10 March 2025 - Rob Jansen

Speaker:

Rob Jansen

 

Title:

Repositioning Real-World Website Fingerprinting on Tor with a Measurement of Genuine Tor Traces

 

Abstract:

Website fingerprinting (WF) is a potentially devastating attack against Tor because it can break anonymity by linking a Tor user to their purportedly unlinkable internet destinations. In this talk, we will explore WF by an adversary whose classifiers are tested against real-world entry traces that are naturally created by real Tor users. With this task in mind, we will explore a novel pre-training method that an adversary can employ that will allow it to utilize real-world in-distribution data measured by Tor exit relays in order to train classifiers that are more effective in the real world.

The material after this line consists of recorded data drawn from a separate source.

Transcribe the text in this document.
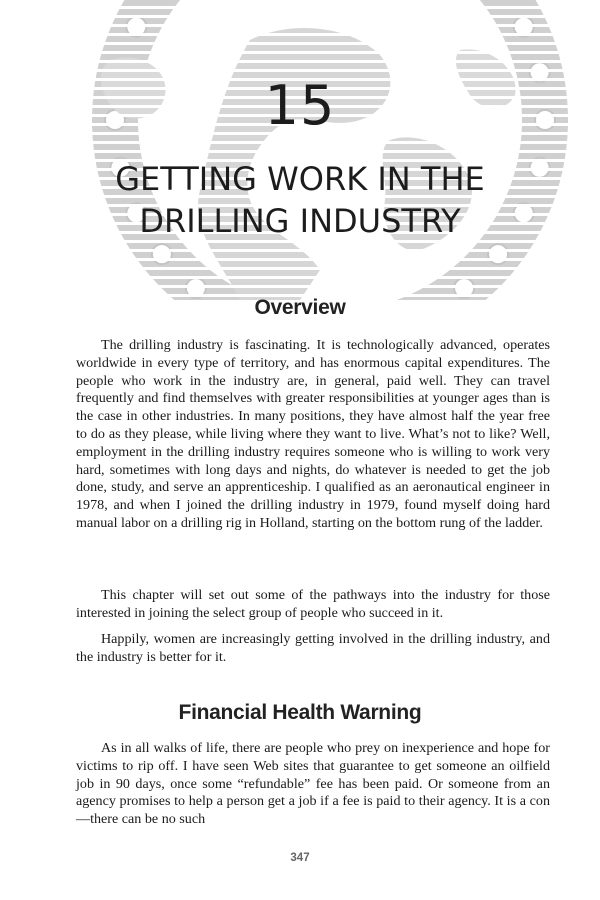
15
GETTING WORK IN THE DRILLING INDUSTRY
Overview

The drilling industry is fascinating. It is technologically advanced, operates worldwide in every type of territory, and has enormous capital expenditures. The people who work in the industry are, in general, paid well. They can travel frequently and find themselves with greater responsibilities at younger ages than is the case in other industries. In many positions, they have almost half the year free to do as they please, while living where they want to live. What’s not to like? Well, employment in the drilling industry requires someone who is willing to work very hard, sometimes with long days and nights, do whatever is needed to get the job done, study, and serve an apprenticeship. I qualified as an aeronautical engineer in 1978, and when I joined the drilling industry in 1979, found myself doing hard manual labor on a drilling rig in Holland, starting on the bottom rung of the ladder.

This chapter will set out some of the pathways into the industry for those interested in joining the select group of people who succeed in it.

Happily, women are increasingly getting involved in the drilling industry, and the industry is better for it.

Financial Health Warning

As in all walks of life, there are people who prey on inexperience and hope for victims to rip off. I have seen Web sites that guarantee to get someone an oilfield job in 90 days, once some “refundable” fee has been paid. Or someone from an agency promises to help a person get a job if a fee is paid to their agency. It is a con—there can be no such

347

To produce more accurate WF estimates, we measure and construct the first WF dataset of genuine Tor traces, called GTT23, and use it to train and test more than 3,500 WF classifiers. Our results suggest that real-world WF is more challenging than previously understood and that WF studies that exclusively use synthetic datasets may broadly overestimate WF performance.

 

Bio:

Dr. Rob Jansen is a Computer Scientist and a Jerome and Isabella Karle Distinguished Scholar at the U.S. Naval Research Laboratory. He developed the Shadow network simulator and is an expert in Tor network modeling and simulation. He currently studies methods for traffic analysis and traffic obfuscation, and has extensively studied Tor performance problems, scalability improvements, incentives for growing the network, and resource and routing attacks. Rob focuses on transitioning research to practice: Shadow has become the standard tool for simulating Tor networks and is used by the Tor Project and at dozens of universities worldwide; his KIST traffic scheduler is the default method for transferring Tor’s traffic; and his programmable Proteus system enables the rapid development censorship evasion protocols. Rob currently serves as a program co-chair for the Proceedings on Privacy Enhancing Technologies (PoPETs), and generally serves on numerous security and privacy focused academic committees, including for USENIX Security, ACM CCS, PoPETs, and FOCI, and has served on the Tor Research Safety Board since its inception in 2016.